Bij een huis staat een gigantisch ooievaarsnest wachtend op de nieuwe bewoners. Lang duren zal dat niet meer want nog geen minuut verderop vliegt al een Ooievaar majestueus met zijn trage vleugelslag. Aan de rivierkant een lage oeverwand, zouden hier van de zomer oeverzwaluwen broeden? Twee vogels, rechtop in het gras, alerte houding. Het lijken wel…………, ik kan de kleuren niet goed onderscheiden. We turen en overleggen, verderop is een weg en als ik die insla om dichterbij te komen en vanuit een andere hoek te kijken, zie ik duidelijk de gespikkelde borst, het zijn twee Grote lijsters.

We gaan een brug over en op de nabijgelegen kruising houden we een stop om wat te drinken en te eten. We blijven alert en zien Staartmezen die van boom naar boom vliegend met elkaar contact houden door hoge si-si-tsrrrrrrrrr  geluidjes te maken. Merel en Vink zingen hun eigen partijtje. Het park kent nog meer soorten gebruikers dan alleen vogelaars, regelmatig passeren ons trimmers in felgekleurde kleding en worden er honden uitgelaten. We verlaten de rivier en vervolgen onze wandeling langs een verruigd stukje grond met wat bomen.

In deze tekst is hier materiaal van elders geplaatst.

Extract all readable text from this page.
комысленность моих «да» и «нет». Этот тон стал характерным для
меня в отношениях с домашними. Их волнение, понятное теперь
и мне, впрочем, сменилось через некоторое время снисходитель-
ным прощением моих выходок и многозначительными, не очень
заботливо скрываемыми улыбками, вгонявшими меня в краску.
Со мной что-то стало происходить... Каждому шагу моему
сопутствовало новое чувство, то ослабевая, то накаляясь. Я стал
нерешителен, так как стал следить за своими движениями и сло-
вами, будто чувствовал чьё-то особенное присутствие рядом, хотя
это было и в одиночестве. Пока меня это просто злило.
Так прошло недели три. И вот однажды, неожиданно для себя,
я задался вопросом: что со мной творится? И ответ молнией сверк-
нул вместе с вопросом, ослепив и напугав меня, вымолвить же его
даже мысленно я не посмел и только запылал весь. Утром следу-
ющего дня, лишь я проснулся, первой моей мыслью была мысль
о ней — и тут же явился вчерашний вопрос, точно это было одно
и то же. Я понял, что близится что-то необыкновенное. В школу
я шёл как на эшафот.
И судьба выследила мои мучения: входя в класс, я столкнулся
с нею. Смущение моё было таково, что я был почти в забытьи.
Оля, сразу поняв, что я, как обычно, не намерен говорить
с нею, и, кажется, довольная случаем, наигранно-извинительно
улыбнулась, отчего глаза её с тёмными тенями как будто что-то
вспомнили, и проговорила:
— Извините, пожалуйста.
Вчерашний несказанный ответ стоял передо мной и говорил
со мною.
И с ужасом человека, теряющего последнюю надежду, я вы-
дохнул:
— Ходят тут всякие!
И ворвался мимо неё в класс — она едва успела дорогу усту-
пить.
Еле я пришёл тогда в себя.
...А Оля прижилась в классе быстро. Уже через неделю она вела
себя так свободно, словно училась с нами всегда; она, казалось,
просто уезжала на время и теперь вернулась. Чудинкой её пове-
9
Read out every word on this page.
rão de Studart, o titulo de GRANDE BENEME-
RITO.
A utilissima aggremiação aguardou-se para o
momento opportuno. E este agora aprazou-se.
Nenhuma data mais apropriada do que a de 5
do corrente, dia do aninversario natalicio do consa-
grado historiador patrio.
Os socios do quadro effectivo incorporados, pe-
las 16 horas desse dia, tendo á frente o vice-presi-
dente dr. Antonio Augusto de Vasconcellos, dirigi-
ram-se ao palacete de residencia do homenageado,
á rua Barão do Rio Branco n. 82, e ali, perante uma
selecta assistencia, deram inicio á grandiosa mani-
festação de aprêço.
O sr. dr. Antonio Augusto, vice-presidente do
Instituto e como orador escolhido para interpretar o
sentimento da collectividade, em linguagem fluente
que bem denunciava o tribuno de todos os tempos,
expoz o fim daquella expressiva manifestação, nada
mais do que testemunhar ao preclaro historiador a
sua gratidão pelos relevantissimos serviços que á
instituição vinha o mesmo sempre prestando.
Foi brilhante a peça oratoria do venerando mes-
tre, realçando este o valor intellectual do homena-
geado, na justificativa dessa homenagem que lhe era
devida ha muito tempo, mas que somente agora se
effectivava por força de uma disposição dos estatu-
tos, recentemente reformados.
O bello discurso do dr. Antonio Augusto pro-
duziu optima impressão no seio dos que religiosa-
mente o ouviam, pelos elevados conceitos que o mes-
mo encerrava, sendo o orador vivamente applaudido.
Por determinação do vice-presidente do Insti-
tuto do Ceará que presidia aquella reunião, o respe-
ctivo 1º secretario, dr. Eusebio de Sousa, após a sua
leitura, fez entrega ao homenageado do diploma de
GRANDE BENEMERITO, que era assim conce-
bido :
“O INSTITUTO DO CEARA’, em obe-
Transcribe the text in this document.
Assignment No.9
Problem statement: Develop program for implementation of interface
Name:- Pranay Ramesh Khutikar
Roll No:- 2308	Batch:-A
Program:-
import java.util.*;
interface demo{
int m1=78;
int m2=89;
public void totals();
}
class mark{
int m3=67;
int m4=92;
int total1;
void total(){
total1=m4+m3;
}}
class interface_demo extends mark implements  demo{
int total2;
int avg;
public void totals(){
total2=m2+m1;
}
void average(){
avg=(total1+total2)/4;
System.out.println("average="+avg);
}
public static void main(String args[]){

Aan de rechterkant van de straat een huizenrij met tuinen. Hier vliegt allerlei klein spul al zingend druk heen en weer. Pimpelmees, Koolmees, Merel, Roodborst, twee Groenlingen en twee Grote bonte spechten. Het is vast een paartje, ze vliegen naar dezelfde struik en gaan dan gezellig naast elkaar zitten om tegelijkertijd als een duo weer op te vliegen.
Een boze bewoner wil ons verjagen maar de ware vogelaar blijft vriendelijk lachen. Beschaafd, doch hij laat zich de kaas niet van het brood eten en blijft de omgeving afspeuren naar leuke waarnemingen. Die doen zich dan ook voor, een Zwarte Mees en als een ware acrobaat balanceert een Boomklever op een pindastreng. Op de grond scharrelen twee Heggenmussen, ze schuifelen al pikkend als muisjes naar de kleinste etenswaren en verdwijnen allebei onder een struik. Verder maar weer. We lopen tot aan de mooie gelegenheid restaurant Huis Den Deijl waar de koffie heerlijk smaakt.

Na de pauze wordt de lucht grauwer, de vogels houden zich stil, op een zingende Merel na. We lopen in een steviger tempo terug en genieten van het bos en de gesprekken met elkaar. Een tijd lang zien we geen enkele vogel, tot er van opzij door de bomen een donker silhouet komt aanvliegen om voor ons langs in het bos te verdwijnen, toch nog een Buizerd gezien.
Bij aankomst op de parkeerplaats voelen we onze vermoeide voeten wel, na de ruim 11 kilometer die we hebben gelopen. Net voor Rotjeknor de lang voorspelde regenroffels, wat hebben wij geboft, de hele wandeling hebben we het droog gehouden.

Met dank aan Henk, onze onvolprezen gids en de chauffeurs.